当科では本態性高血圧および内分泌性高血圧の診断、治療を行っています。

 近年グルメブームや運動不足を背景として肥満者は著明に増加しています。肥満をもとに糖尿病、高血圧、脂質代謝異常などをきたして、虚血性心疾患を生じることは大きな問題であり、最近新たにメタボリック症候群という概念も提唱されました。当科では平成16年4月より肥満症患者を対象に肥満外来および肥満教育入院による減量指導を行っており、成果を上げています。

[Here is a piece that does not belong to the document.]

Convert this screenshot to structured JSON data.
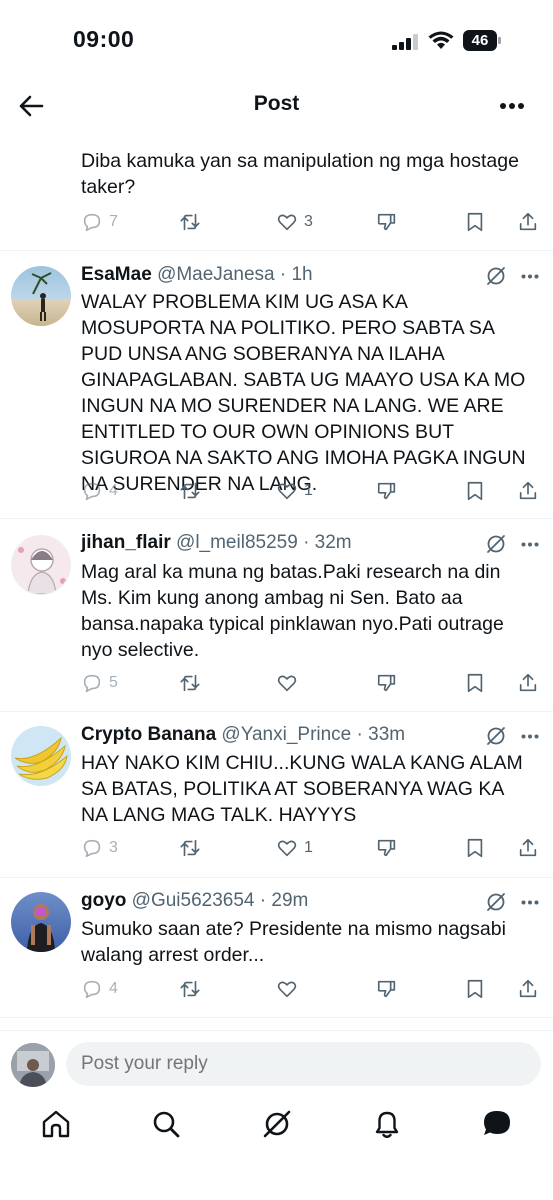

 当科で研修することにより、内分泌疾患のみならず、肥満や生活習慣病全般にわたり学ぶことができます。また研修の過程で、内分泌代謝専門医、甲状腺専門医、糖尿病専門医 などの取得が可能です。

■対象疾患

  • 甲状腺疾患(バセドウ病、橋本病、甲状腺腫瘍 など)
  • 下垂体疾患(クッシング病、先端巨大症、プロラクチノーマ、
          下垂体機能低下症、尿崩症 など)
  • 副腎疾患(クッシング症候群、原発性アルドステロン症、褐色細胞腫 など)
  • 副甲状腺疾患(副甲状腺機能亢進症 など)
  • 高血圧
  • 肥満症

■主な検査

  • ホルモン検査、画像検査
    内分泌疾患は同じ疾患でも個々の症例で表現型が異なる場合も多く、適切な内分泌負荷試験や画像検査、症例によっては静脈サンプリング検査などを行う必要があります。専門医の指導により、診断に至る過程についての考え方を学 ぶことができます。
  • 甲状腺細胞診検査
    甲状腺腫瘍の精査で当科に紹介される症例は多く、甲状腺癌診断のために細胞診検査を行っています。細胞診の方法や細胞診の適応となる症例の選別について学ぶことができます。
  • 遺伝子検査
    遺伝性内分泌疾患(MENなど)では遺伝子検査により診断が確定される場合があり、必要な症例では倫理委員会の承認を経て遺伝子検査を行っています。
  • ポリソムノグラフィー
    睡眠時無呼吸症候群は肥満症患者に合併する頻度が高く、これが疑われる方には耳鼻咽喉科と共同でポリソムノグラフィー検査を実施しています。